There are dozens of books on soft skills, and I don’t feel the calling to write another one. But the title seemed intriguing enough for me to write this article.
This workshop that I created almost a decade ago, called Productive Behaviours, was taught to thousands of business students in 15 business schools in France, Lebanon, Singapore, Morocco and Cyprus by a team of 25+ dedicated facilitators. I have been part of the facilitating team from the get go, as I was leading it for the first two years. Then, my remarkable colleague and friend Mathieu Bouchaert generously accepted to lead the team, as I was transitioning to California to study East-West Psychology. The following years, he invited me to come teach in the workshop (and I even became the Honorary President of the Association for Productive Behaviours). The really funny part though, is that each year, as I teach this workshop to a group of 25 students, I have to relearn and retrain these skills myself. I haven’t mastered them yet ! I notice how I could use them in a particular situation, and how the same skills are the ones that I need over and over again. And how much progress I still can make !
Here are the skills we teach in this workshop:
- Self-knowledge (values, beliefs, needs)
- Emotional Intelligence
- Empathy
- Assertiveness
- Creativity
- Integrity
- Project Management
- Time Management
Here are other skills that I would add to the list:
- Positive Intelligence
- Negotiation & Conflict Resolution (which I have been teaching and leading trainings for 7 years with the Institute of Research for Negotiation (IRENE) at ESSEC Business School)
- Problem Solving
- Ability to Focus (especially in this noisy world.
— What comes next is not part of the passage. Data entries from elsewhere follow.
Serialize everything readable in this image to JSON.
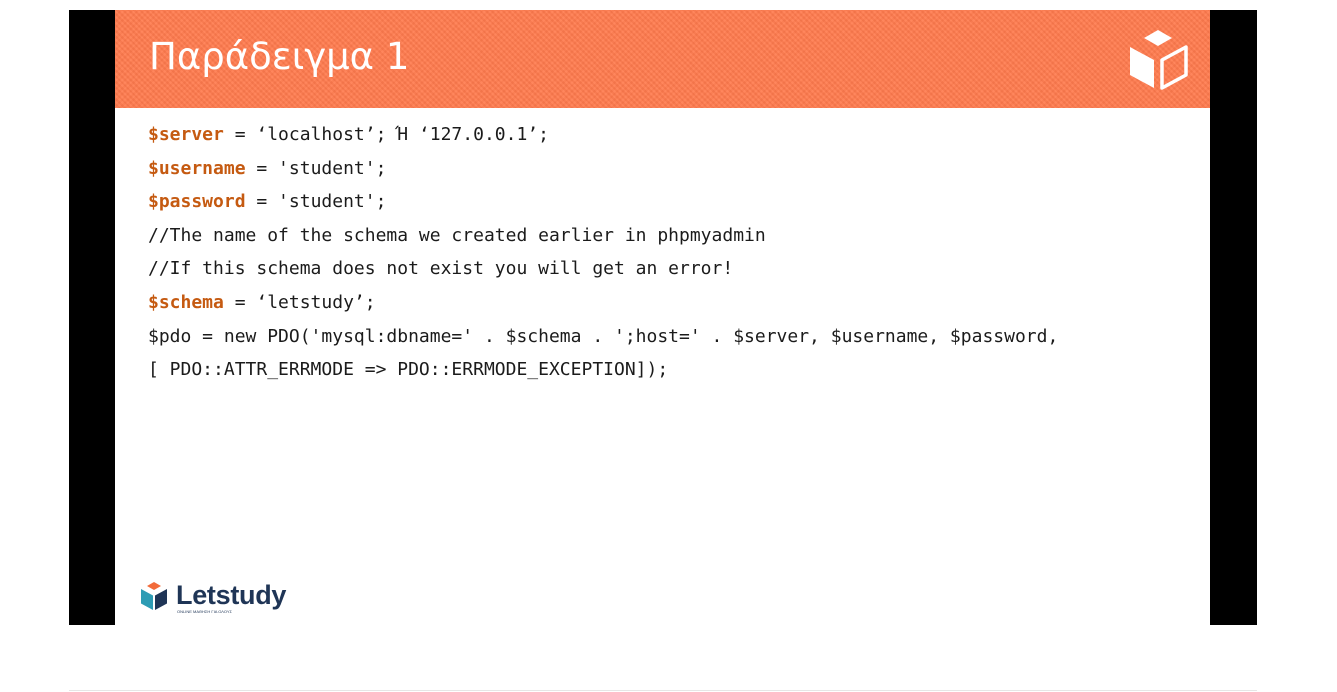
{
  "slide": {
    "title": "Παράδειγμα 1",
    "code_lines": [
      {
        "var": "$server",
        "rest": " = ‘localhost’; Ή ‘127.0.0.1’;"
      },
      {
        "var": "$username",
        "rest": " = 'student';"
      },
      {
        "var": "$password",
        "rest": " = 'student';"
      },
      {
        "var": "",
        "rest": "//The name of the schema we created earlier in phpmyadmin"
      },
      {
        "var": "",
        "rest": "//If this schema does not exist you will get an error!"
      },
      {
        "var": "$schema",
        "rest": " = ‘letstudy’;"
      },
      {
        "var": "",
        "rest": "$pdo = new PDO('mysql:dbname=' . $schema . ';host=' . $server, $username, $password,"
      },
      {
        "var": "",
        "rest": "[ PDO::ATTR_ERRMODE => PDO::ERRMODE_EXCEPTION]);"
      }
    ]
  },
  "brand": {
    "name": "Letstudy",
    "tagline": "ONLINE ΜΑΘΗΣΗ ΓΙΑ ΟΛΟΥΣ"
  },
  "icons": {
    "header_logo": "cube-logo-icon",
    "footer_logo": "letstudy-cube-icon"
  },
  "colors": {
    "header": "#ff7a4d",
    "variable_highlight": "#c55a11",
    "brand_navy": "#1f3556",
    "brand_teal": "#2d9cb4"
  }
}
See Cal Newport’s books: Deep Work and Digital Minimalism)
- Critical Thinking
- Ability to deal with Complexity and Ambiguity (see my article on How to transform VUCA into an advantage)
- Leadership and Positive Social Influence
- Team Work
According to a study made by the Society for Human Resource Management, here are the top 3 missing soft skills:

Each soft skill adds up for more Conscious Leadership.
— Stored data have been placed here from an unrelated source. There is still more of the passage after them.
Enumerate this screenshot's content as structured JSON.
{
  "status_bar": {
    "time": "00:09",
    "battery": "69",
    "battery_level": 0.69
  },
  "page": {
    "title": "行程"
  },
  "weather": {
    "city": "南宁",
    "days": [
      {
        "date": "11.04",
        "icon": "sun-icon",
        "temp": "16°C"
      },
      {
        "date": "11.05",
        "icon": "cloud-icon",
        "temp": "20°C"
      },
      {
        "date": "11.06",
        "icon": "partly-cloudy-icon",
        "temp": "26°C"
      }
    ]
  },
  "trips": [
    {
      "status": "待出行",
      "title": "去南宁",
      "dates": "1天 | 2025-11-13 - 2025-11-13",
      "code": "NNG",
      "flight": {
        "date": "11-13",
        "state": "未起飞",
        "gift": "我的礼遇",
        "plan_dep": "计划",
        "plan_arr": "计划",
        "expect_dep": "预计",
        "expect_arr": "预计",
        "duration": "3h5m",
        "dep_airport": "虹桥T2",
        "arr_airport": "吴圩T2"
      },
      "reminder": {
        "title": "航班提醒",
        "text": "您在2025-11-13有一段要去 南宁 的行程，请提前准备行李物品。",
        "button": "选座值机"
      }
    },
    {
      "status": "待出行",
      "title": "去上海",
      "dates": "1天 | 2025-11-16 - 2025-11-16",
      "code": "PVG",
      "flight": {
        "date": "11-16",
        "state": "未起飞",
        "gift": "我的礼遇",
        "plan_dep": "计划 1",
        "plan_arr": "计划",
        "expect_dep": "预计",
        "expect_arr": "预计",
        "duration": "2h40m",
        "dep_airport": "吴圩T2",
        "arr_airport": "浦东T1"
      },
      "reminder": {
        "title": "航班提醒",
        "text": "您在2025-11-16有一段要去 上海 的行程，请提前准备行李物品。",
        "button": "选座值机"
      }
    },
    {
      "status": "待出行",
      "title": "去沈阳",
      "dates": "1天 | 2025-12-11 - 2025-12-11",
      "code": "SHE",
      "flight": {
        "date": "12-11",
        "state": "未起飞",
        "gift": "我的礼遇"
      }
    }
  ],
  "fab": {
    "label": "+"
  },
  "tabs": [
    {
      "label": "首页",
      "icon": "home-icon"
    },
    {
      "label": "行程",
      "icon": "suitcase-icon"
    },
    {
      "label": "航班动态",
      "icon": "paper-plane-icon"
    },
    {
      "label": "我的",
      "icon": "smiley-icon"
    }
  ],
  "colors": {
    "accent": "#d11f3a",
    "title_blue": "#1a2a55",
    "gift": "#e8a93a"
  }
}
Why should they be called the “Hard Skills”?
The answer is quite simple:
They are simple in theory, hard in practice.
It takes some effort and persistence because they rewire our brains for more effectiveness, openness, and better understanding. They open our hearts to deeper connection with others, and most importantly, with ourselves (our values, our needs, our beliefs, our emotions).
I believe these skills should also be called the “Hard Skills”, as they constitute the core of being human. A “Hard Core Human” would master these skills.
Humans were not born to be technicians nor executing robots. It is great for them to master their craft, whether it is cooking, painting, marketing, finance, horse riding, … But if they can’t communicate properly and they create hell for those around them, if they secretly hate themselves and resent themselves because they are not aware of their needs and wants, if they can’t create or respond creatively, because they have limiting beliefs about their own infinite capacities, or if they play the victim’s role in conflicts, there is no bright future for Humanity.
Which “soft skills” would you want to develop more?
What is one tiny step you will take?